Police were also attacked by hooligans throwing projectiles, forcing cops to take cover. As firefighters sought to reach admirers who had climbed to the top of the 235-foot-high Obelisk monument, a group of officers was observed sheltering behind their shields.

Young males were also spotted pelting police with bottles and stones, with an estimated three million people congregating around the base of the Obelisk alone. According to initial reports, 13 people were arrested during the celebrations, and eight officers were hurt.

Both figures are expected to grow throughout Wednesday as the aftermath of Tuesday’s mayhem becomes obvious. After two supporters attempted to leap inside their bus, the group was forced to leave their march.

One man successfully leapt on, but another plunged headfirst to the ground after colliding with the back of the bus. The squad was instead transferred to Argentine Navy helicopters and flown the rest of the way back to the Argentine Football Association headquarters in Ezeiza.

Foreign journalists also experienced considerable difficulties when broadcasting live stories back to their studios. Matthias Ebert, a South American correspondent for Germany’s ARD, was pulled into the air and tossed around with a replica World Cup on his head.

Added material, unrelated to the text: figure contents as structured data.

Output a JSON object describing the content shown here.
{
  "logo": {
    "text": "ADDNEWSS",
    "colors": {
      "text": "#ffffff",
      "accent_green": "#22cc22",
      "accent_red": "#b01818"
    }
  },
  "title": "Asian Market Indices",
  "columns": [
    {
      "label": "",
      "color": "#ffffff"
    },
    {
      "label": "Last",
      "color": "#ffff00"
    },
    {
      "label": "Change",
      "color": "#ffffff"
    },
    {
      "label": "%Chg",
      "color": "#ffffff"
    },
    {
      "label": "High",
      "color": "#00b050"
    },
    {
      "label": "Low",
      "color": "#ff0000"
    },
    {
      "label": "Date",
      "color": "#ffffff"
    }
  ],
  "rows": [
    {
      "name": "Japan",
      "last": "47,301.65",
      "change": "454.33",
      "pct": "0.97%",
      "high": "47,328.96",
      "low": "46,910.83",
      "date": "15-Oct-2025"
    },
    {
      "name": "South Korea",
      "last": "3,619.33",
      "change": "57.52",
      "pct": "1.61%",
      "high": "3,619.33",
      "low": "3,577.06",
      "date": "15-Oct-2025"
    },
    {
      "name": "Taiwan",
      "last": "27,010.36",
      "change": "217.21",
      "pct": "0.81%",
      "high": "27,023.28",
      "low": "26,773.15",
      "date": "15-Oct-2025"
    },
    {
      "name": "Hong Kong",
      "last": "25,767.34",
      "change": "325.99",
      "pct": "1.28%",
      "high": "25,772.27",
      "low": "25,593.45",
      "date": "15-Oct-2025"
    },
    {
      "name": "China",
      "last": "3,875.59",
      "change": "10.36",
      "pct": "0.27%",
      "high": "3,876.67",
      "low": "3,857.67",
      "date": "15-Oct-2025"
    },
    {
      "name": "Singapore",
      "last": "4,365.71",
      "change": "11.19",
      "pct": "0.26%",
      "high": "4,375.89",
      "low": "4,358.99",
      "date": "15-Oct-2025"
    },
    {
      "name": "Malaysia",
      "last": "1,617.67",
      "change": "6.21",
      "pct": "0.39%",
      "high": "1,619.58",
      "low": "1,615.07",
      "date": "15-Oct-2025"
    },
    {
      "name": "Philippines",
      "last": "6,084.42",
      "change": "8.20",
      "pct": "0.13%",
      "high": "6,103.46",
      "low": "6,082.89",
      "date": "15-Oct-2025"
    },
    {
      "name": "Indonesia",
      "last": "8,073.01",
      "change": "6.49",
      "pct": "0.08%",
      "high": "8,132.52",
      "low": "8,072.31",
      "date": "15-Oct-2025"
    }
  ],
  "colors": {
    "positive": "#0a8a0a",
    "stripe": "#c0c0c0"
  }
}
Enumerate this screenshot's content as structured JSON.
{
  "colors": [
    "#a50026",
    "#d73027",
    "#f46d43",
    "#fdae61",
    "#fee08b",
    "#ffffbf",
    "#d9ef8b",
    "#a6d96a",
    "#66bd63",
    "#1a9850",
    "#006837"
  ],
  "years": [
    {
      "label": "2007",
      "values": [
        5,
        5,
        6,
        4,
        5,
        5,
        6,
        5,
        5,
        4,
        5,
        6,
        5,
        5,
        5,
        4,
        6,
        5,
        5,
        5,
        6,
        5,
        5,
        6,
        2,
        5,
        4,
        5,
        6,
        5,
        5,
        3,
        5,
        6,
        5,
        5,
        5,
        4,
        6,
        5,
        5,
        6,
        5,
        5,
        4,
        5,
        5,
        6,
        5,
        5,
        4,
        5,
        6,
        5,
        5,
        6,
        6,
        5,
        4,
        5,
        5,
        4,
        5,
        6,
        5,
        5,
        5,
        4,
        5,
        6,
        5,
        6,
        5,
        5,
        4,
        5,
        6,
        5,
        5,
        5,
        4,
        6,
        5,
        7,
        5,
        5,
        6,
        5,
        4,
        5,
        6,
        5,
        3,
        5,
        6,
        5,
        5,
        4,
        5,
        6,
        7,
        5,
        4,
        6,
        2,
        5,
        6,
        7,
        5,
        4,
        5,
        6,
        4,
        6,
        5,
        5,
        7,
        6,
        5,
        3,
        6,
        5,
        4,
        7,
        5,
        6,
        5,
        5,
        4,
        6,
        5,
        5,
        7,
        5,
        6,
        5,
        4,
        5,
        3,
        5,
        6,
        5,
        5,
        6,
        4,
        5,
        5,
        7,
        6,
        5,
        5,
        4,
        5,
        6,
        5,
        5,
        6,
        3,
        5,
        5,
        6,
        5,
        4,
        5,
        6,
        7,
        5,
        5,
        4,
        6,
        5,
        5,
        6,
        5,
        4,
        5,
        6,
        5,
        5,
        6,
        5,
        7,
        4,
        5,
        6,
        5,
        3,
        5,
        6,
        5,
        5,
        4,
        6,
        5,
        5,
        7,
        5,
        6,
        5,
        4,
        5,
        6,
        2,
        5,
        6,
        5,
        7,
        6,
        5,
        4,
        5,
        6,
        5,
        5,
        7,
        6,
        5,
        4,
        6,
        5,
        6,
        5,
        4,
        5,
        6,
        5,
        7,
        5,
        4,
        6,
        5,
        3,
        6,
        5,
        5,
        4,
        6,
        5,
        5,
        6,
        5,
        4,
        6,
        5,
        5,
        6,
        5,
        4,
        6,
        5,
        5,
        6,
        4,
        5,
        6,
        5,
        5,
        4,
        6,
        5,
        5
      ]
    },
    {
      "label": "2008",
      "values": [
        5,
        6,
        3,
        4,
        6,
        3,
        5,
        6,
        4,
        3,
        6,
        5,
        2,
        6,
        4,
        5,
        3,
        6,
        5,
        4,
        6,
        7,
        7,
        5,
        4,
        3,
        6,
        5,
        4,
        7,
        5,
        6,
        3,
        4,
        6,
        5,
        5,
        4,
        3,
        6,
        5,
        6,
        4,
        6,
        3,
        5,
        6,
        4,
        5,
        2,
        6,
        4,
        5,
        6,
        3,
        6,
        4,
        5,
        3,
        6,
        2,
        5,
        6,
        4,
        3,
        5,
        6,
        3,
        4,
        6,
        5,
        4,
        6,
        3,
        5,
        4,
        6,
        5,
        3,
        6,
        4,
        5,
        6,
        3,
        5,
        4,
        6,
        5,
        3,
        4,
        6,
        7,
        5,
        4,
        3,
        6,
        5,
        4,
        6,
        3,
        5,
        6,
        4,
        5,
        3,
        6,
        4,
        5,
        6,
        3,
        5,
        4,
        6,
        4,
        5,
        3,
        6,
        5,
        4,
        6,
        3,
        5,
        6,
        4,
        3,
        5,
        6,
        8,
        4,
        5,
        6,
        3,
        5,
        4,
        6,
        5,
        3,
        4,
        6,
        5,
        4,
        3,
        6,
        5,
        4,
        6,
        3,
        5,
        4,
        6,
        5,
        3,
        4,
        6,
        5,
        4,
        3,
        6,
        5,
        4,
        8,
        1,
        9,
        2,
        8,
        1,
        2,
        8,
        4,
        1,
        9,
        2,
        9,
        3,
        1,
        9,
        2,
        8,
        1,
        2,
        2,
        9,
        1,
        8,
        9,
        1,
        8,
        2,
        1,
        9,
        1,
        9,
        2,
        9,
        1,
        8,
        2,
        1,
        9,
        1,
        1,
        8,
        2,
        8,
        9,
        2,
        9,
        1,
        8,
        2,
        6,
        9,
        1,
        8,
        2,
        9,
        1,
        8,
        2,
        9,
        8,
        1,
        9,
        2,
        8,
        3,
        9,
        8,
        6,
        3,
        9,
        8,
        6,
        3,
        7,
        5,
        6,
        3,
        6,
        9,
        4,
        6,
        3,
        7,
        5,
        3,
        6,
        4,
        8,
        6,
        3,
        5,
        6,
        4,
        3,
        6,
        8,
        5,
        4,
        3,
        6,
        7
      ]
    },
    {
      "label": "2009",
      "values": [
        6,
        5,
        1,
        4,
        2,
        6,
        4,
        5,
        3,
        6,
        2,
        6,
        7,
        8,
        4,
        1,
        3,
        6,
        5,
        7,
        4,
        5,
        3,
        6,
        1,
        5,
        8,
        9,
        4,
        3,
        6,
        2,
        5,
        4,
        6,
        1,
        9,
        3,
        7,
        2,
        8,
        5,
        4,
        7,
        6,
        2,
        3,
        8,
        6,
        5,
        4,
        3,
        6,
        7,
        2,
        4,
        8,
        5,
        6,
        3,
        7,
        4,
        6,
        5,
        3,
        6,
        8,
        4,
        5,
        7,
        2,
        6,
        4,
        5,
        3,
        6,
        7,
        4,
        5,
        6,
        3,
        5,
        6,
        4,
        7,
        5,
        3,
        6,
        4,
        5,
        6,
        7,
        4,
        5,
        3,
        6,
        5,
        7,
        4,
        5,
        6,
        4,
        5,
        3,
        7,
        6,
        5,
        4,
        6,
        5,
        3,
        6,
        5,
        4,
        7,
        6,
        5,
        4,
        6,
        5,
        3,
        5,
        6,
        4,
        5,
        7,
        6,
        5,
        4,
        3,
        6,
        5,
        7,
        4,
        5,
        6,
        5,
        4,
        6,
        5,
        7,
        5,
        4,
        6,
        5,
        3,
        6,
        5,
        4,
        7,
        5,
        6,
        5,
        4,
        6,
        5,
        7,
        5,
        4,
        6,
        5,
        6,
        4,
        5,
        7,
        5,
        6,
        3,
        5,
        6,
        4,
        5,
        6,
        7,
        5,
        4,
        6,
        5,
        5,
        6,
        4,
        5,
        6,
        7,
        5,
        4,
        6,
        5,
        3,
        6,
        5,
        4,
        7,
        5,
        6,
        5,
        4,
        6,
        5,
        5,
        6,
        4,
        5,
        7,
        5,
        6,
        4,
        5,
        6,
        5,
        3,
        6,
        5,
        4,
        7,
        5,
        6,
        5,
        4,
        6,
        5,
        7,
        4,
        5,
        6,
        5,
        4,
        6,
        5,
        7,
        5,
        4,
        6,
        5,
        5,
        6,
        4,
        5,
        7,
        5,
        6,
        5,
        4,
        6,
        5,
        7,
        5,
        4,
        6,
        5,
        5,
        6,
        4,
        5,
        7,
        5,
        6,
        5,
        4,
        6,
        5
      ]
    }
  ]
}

He was then plastered in foam, leaving him appearing like a snowman, but he continued to speak from his microphone over the roaring spectators. As the Argentines applauded, “hell was unleashed,” according to Ebert.
“Hell is breaking loose here. Since the early hours of the morning, everyone has been waiting for the team. There is a great sense of accomplishment and pride. “They certainly want to show Germany that they won,” he said.

CNN’s Stefano Pozzebon was also drenched in foam, and some supporters became hostile towards the reporter. Pozzebon had to push one man away when he tried to take his microphone.